Plusieurs parents voyaient les projets comme des personnes ressources qui aident à répondre aux besoins individuels et à établir des contacts dans la communauté au moyen de l’information et des références. Ces parents ont décrit le projet comme étant la clé qui donnait accès à la communauté.
Tu ne savais pas que le centre était là pour offrir quelque chose à la communauté, puis tu découvres que la communauté est là pour aider. Les ministères sont là pour faire quelque chose pour toi.
Mon affaire était d’apprendre comment être parent... Aujourd’hui je sais que je n’ai pas besoin d’appeler les Services sociaux et de parler à dix personnes différentes pour trouver ce que je veux savoir. Je peux téléphoner au centre et parler à la coordinatrice et elle peut me dire à qui je dois parler et où je dois aller. Je n’avais pas ça auparavant. Alors c’est ce que le centre doit être, ça doit être un centre de ressources.

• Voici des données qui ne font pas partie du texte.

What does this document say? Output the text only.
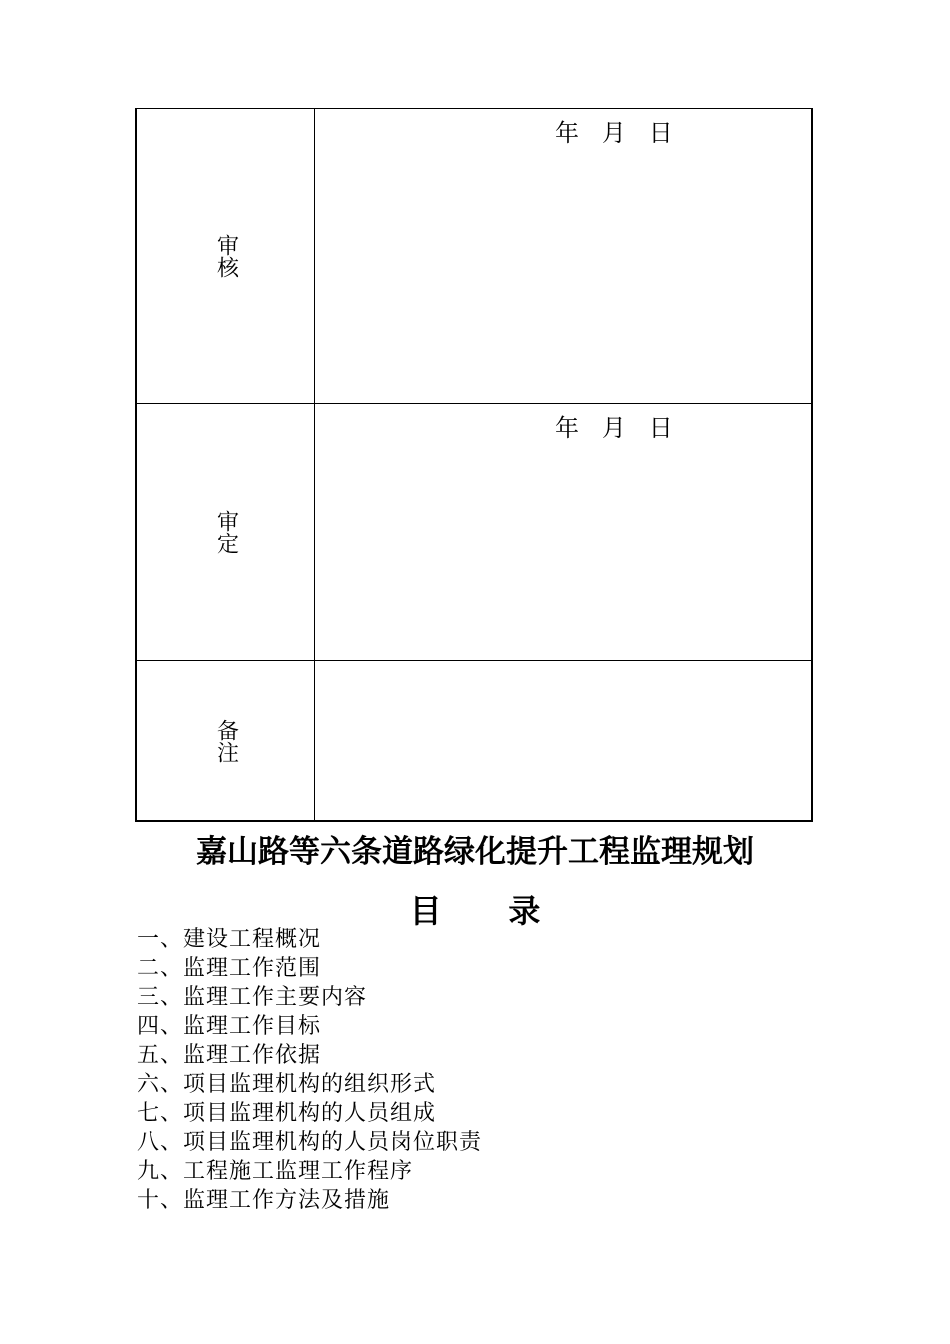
审核
年   月   日
审定
年   月   日
备注
嘉山路等六条道路绿化提升工程监理规划
目      录
一、建设工程概况
二、监理工作范围
三、监理工作主要内容
四、监理工作目标
五、监理工作依据
六、项目监理机构的组织形式
七、项目监理机构的人员组成
八、项目监理机构的人员岗位职责
九、工程施工监理工作程序
十、监理工作方法及措施
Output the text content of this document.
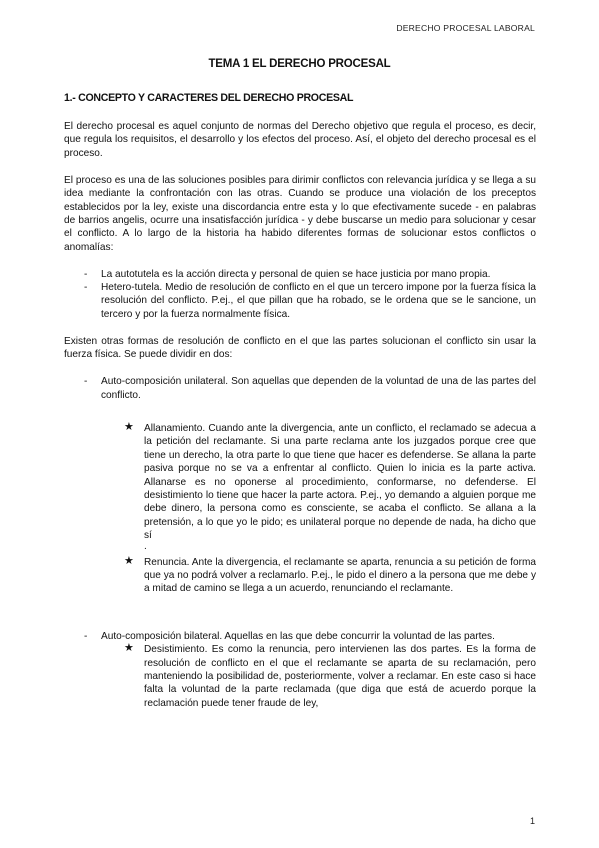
DERECHO PROCESAL LABORAL
TEMA 1 EL DERECHO PROCESAL
1.- CONCEPTO Y CARACTERES DEL DERECHO PROCESAL

El derecho procesal es aquel conjunto de normas del Derecho objetivo que regula el proceso, es decir, que regula los requisitos, el desarrollo y los efectos del proceso. Así, el objeto del derecho procesal es el proceso.

El proceso es una de las soluciones posibles para dirimir conflictos con relevancia jurídica y se llega a su idea mediante la confrontación con las otras. Cuando se produce una violación de los preceptos establecidos por la ley, existe una discordancia entre esta y lo que efectivamente sucede - en palabras de barrios angelis, ocurre una insatisfacción jurídica - y debe buscarse un medio para solucionar y cesar el conflicto. A lo largo de la historia ha habido diferentes formas de solucionar estos conflictos o anomalías:

- La autotutela es la acción directa y personal de quien se hace justicia por mano propia.
- Hetero-tutela. Medio de resolución de conflicto en el que un tercero impone por la fuerza física la resolución del conflicto. P.ej., el que pillan que ha robado, se le ordena que se le sancione, un tercero y por la fuerza normalmente física.

Existen otras formas de resolución de conflicto en el que las partes solucionan el conflicto sin usar la fuerza física. Se puede dividir en dos:

- Auto-composición unilateral. Son aquellas que dependen de la voluntad de una de las partes del conflicto.
★ Allanamiento. Cuando ante la divergencia, ante un conflicto, el reclamado se adecua a la petición del reclamante. Si una parte reclama ante los juzgados porque cree que tiene un derecho, la otra parte lo que tiene que hacer es defenderse. Se allana la parte pasiva porque no se va a enfrentar al conflicto. Quien lo inicia es la parte activa. Allanarse es no oponerse al procedimiento, conformarse, no defenderse. El desistimiento lo tiene que hacer la parte actora. P.ej., yo demando a alguien porque me debe dinero, la persona como es consciente, se acaba el conflicto. Se allana a la pretensión, a lo que yo le pido; es unilateral porque no depende de nada, ha dicho que sí
.
★ Renuncia. Ante la divergencia, el reclamante se aparta, renuncia a su petición de forma que ya no podrá volver a reclamarlo. P.ej., le pido el dinero a la persona que me debe y a mitad de camino se llega a un acuerdo, renunciando el reclamante.
- Auto-composición bilateral. Aquellas en las que debe concurrir la voluntad de las partes.
★ Desistimiento. Es como la renuncia, pero intervienen las dos partes. Es la forma de resolución de conflicto en el que el reclamante se aparta de su reclamación, pero manteniendo la posibilidad de, posteriormente, volver a reclamar. En este caso si hace falta la voluntad de la parte reclamada (que diga que está de acuerdo porque la reclamación puede tener fraude de ley,
1
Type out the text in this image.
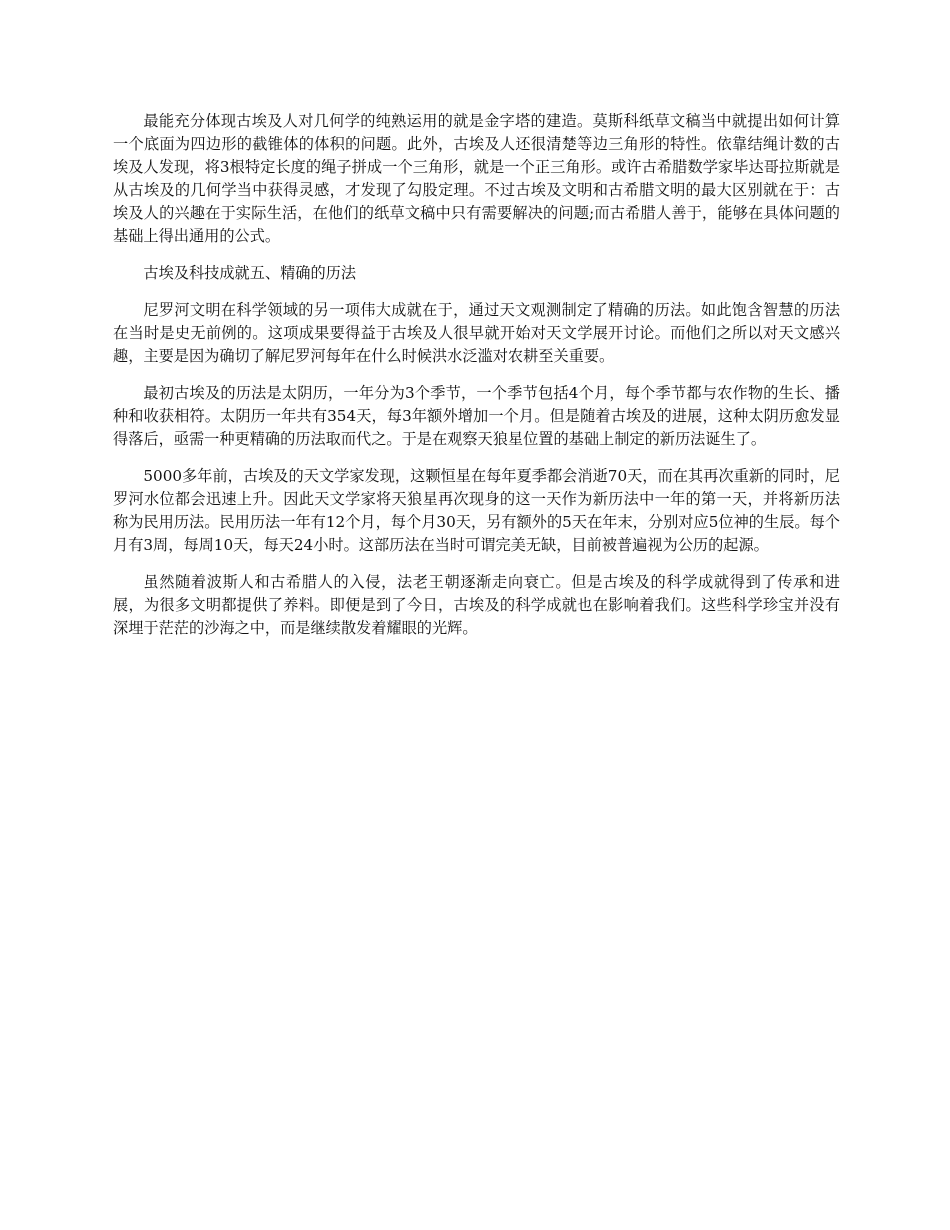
最能充分体现古埃及人对几何学的纯熟运用的就是金字塔的建造。莫斯科纸草文稿当中就提出如何计算一个底面为四边形的截锥体的体积的问题。此外，古埃及人还很清楚等边三角形的特性。依靠结绳计数的古埃及人发现，将3根特定长度的绳子拼成一个三角形，就是一个正三角形。或许古希腊数学家毕达哥拉斯就是从古埃及的几何学当中获得灵感，才发现了勾股定理。不过古埃及文明和古希腊文明的最大区别就在于：古埃及人的兴趣在于实际生活，在他们的纸草文稿中只有需要解决的问题;而古希腊人善于，能够在具体问题的基础上得出通用的公式。

古埃及科技成就五、精确的历法

尼罗河文明在科学领域的另一项伟大成就在于，通过天文观测制定了精确的历法。如此饱含智慧的历法在当时是史无前例的。这项成果要得益于古埃及人很早就开始对天文学展开讨论。而他们之所以对天文感兴趣，主要是因为确切了解尼罗河每年在什么时候洪水泛滥对农耕至关重要。

最初古埃及的历法是太阴历，一年分为3个季节，一个季节包括4个月，每个季节都与农作物的生长、播种和收获相符。太阴历一年共有354天，每3年额外增加一个月。但是随着古埃及的进展，这种太阴历愈发显得落后，亟需一种更精确的历法取而代之。于是在观察天狼星位置的基础上制定的新历法诞生了。

5000多年前，古埃及的天文学家发现，这颗恒星在每年夏季都会消逝70天，而在其再次重新的同时，尼罗河水位都会迅速上升。因此天文学家将天狼星再次现身的这一天作为新历法中一年的第一天，并将新历法称为民用历法。民用历法一年有12个月，每个月30天，另有额外的5天在年末，分别对应5位神的生辰。每个月有3周，每周10天，每天24小时。这部历法在当时可谓完美无缺，目前被普遍视为公历的起源。

虽然随着波斯人和古希腊人的入侵，法老王朝逐渐走向衰亡。但是古埃及的科学成就得到了传承和进展，为很多文明都提供了养料。即便是到了今日，古埃及的科学成就也在影响着我们。这些科学珍宝并没有深埋于茫茫的沙海之中，而是继续散发着耀眼的光辉。
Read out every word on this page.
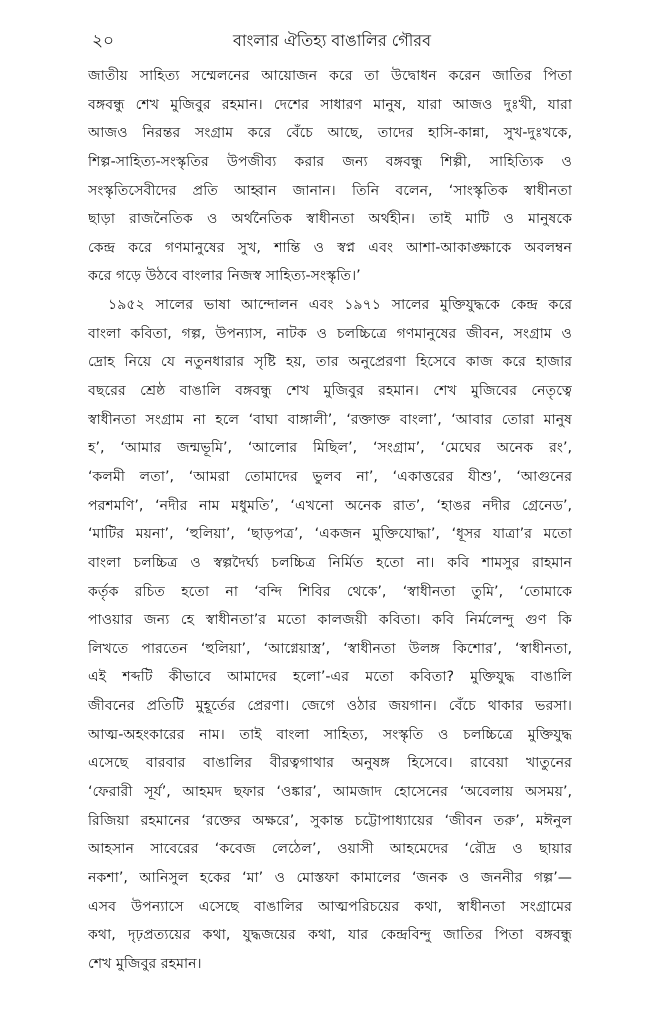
২০	বাংলার ঐতিহ্য বাঙালির গৌরব
জাতীয় সাহিত্য সম্মেলনের আয়োজন করে তা উদ্বোধন করেন জাতির পিতা
বঙ্গবন্ধু শেখ মুজিবুর রহমান। দেশের সাধারণ মানুষ, যারা আজও দুঃখী, যারা
আজও নিরন্তর সংগ্রাম করে বেঁচে আছে, তাদের হাসি-কান্না, সুখ-দুঃখকে,
শিল্প-সাহিত্য-সংস্কৃতির উপজীব্য করার জন্য বঙ্গবন্ধু শিল্পী, সাহিত্যিক ও
সংস্কৃতিসেবীদের প্রতি আহ্বান জানান। তিনি বলেন, ‘সাংস্কৃতিক স্বাধীনতা
ছাড়া রাজনৈতিক ও অর্থনৈতিক স্বাধীনতা অর্থহীন। তাই মাটি ও মানুষকে
কেন্দ্র করে গণমানুষের সুখ, শান্তি ও স্বপ্ন এবং আশা-আকাঙ্ক্ষাকে অবলম্বন
করে গড়ে উঠবে বাংলার নিজস্ব সাহিত্য-সংস্কৃতি।’
১৯৫২ সালের ভাষা আন্দোলন এবং ১৯৭১ সালের মুক্তিযুদ্ধকে কেন্দ্র করে
বাংলা কবিতা, গল্প, উপন্যাস, নাটক ও চলচ্চিত্রে গণমানুষের জীবন, সংগ্রাম ও
দ্রোহ নিয়ে যে নতুনধারার সৃষ্টি হয়, তার অনুপ্রেরণা হিসেবে কাজ করে হাজার
বছরের শ্রেষ্ঠ বাঙালি বঙ্গবন্ধু শেখ মুজিবুর রহমান। শেখ মুজিবের নেতৃত্বে
স্বাধীনতা সংগ্রাম না হলে ‘বাঘা বাঙ্গালী’, ‘রক্তাক্ত বাংলা’, ‘আবার তোরা মানুষ
হ’, ‘আমার জন্মভূমি’, ‘আলোর মিছিল’, ‘সংগ্রাম’, ‘মেঘের অনেক রং’,
‘কলমী লতা’, ‘আমরা তোমাদের ভুলব না’, ‘একাত্তরের যীশু’, ‘আগুনের
পরশমণি’, ‘নদীর নাম মধুমতি’, ‘এখনো অনেক রাত’, ‘হাঙর নদীর গ্রেনেড’,
‘মাটির ময়না’, ‘হুলিয়া’, ‘ছাড়পত্র’, ‘একজন মুক্তিযোদ্ধা’, ‘ধূসর যাত্রা’র মতো
বাংলা চলচ্চিত্র ও স্বল্পদৈর্ঘ্য চলচ্চিত্র নির্মিত হতো না। কবি শামসুর রাহমান
কর্তৃক রচিত হতো না ‘বন্দি শিবির থেকে’, ‘স্বাধীনতা তুমি’, ‘তোমাকে
পাওয়ার জন্য হে স্বাধীনতা’র মতো কালজয়ী কবিতা। কবি নির্মলেন্দু গুণ কি
লিখতে পারতেন ‘হুলিয়া’, ‘আগ্নেয়াস্ত্র’, ‘স্বাধীনতা উলঙ্গ কিশোর’, ‘স্বাধীনতা,
এই শব্দটি কীভাবে আমাদের হলো’-এর মতো কবিতা? মুক্তিযুদ্ধ বাঙালি
জীবনের প্রতিটি মুহূর্তের প্রেরণা। জেগে ওঠার জয়গান। বেঁচে থাকার ভরসা।
আত্ম-অহংকারের নাম। তাই বাংলা সাহিত্য, সংস্কৃতি ও চলচ্চিত্রে মুক্তিযুদ্ধ
এসেছে বারবার বাঙালির বীরত্বগাথার অনুষঙ্গ হিসেবে। রাবেয়া খাতুনের
‘ফেরারী সূর্য’, আহমদ ছফার ‘ওঙ্কার’, আমজাদ হোসেনের ‘অবেলায় অসময়’,
রিজিয়া রহমানের ‘রক্তের অক্ষরে’, সুকান্ত চট্টোপাধ্যায়ের ‘জীবন তরু’, মঈনুল
আহসান সাবেরের ‘কবেজ লেঠেল’, ওয়াসী আহমেদের ‘রৌদ্র ও ছায়ার
নকশা’, আনিসুল হকের ‘মা’ ও মোস্তফা কামালের ‘জনক ও জননীর গল্প’—
এসব উপন্যাসে এসেছে বাঙালির আত্মপরিচয়ের কথা, স্বাধীনতা সংগ্রামের
কথা, দৃঢ়প্রত্যয়ের কথা, যুদ্ধজয়ের কথা, যার কেন্দ্রবিন্দু জাতির পিতা বঙ্গবন্ধু
শেখ মুজিবুর রহমান।
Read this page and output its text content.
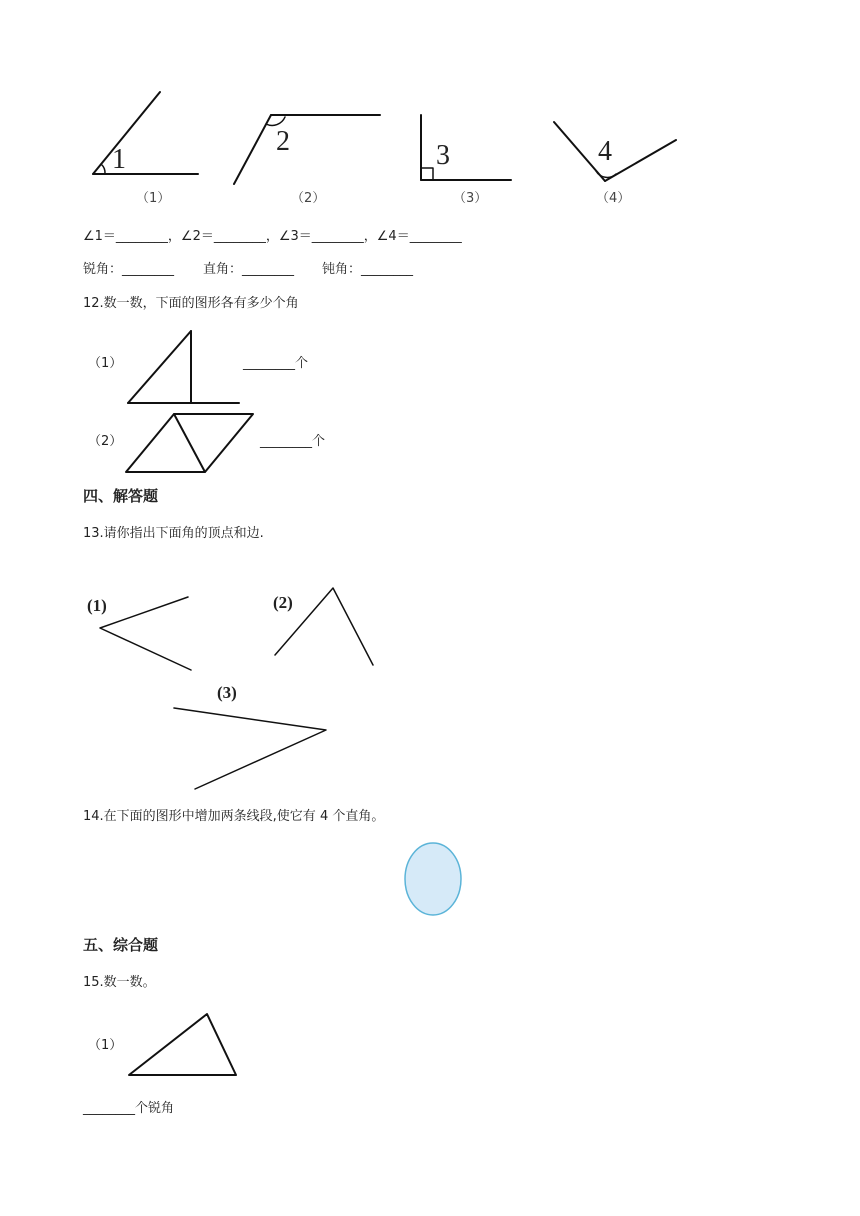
1
（1）
2
（2）
3
（3）
4
（4）
∠1＝________，∠2＝________，∠3＝________，∠4＝________
锐角：________ 直角：________ 钝角：________
12.数一数，下面的图形各有多少个角
（1）	________个
（2）	________个
四、解答题
13.请你指出下面角的顶点和边.
(1)	(2)
(3)
14.在下面的图形中增加两条线段,使它有 4 个直角。
五、综合题
15.数一数。
（1）
________个锐角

Vingt-six parents (26) ont dit qu’ils n’avaient rien appris de neuf sur la communauté. À peu près la moitié des parents ont nuancé leurs réponses en disant qu’ils étaient déjà au courant de ce qu’il y avait de disponible dans la communauté ou qu’ils n’étaient pas allés souvent au centre. Une seule personne a répondu très négativement. Elle a affirmé que le personnel ne connaissait pas grand-chose sur la communauté et n’avait pas grand-chose à offrir aux parents dans ce domaine.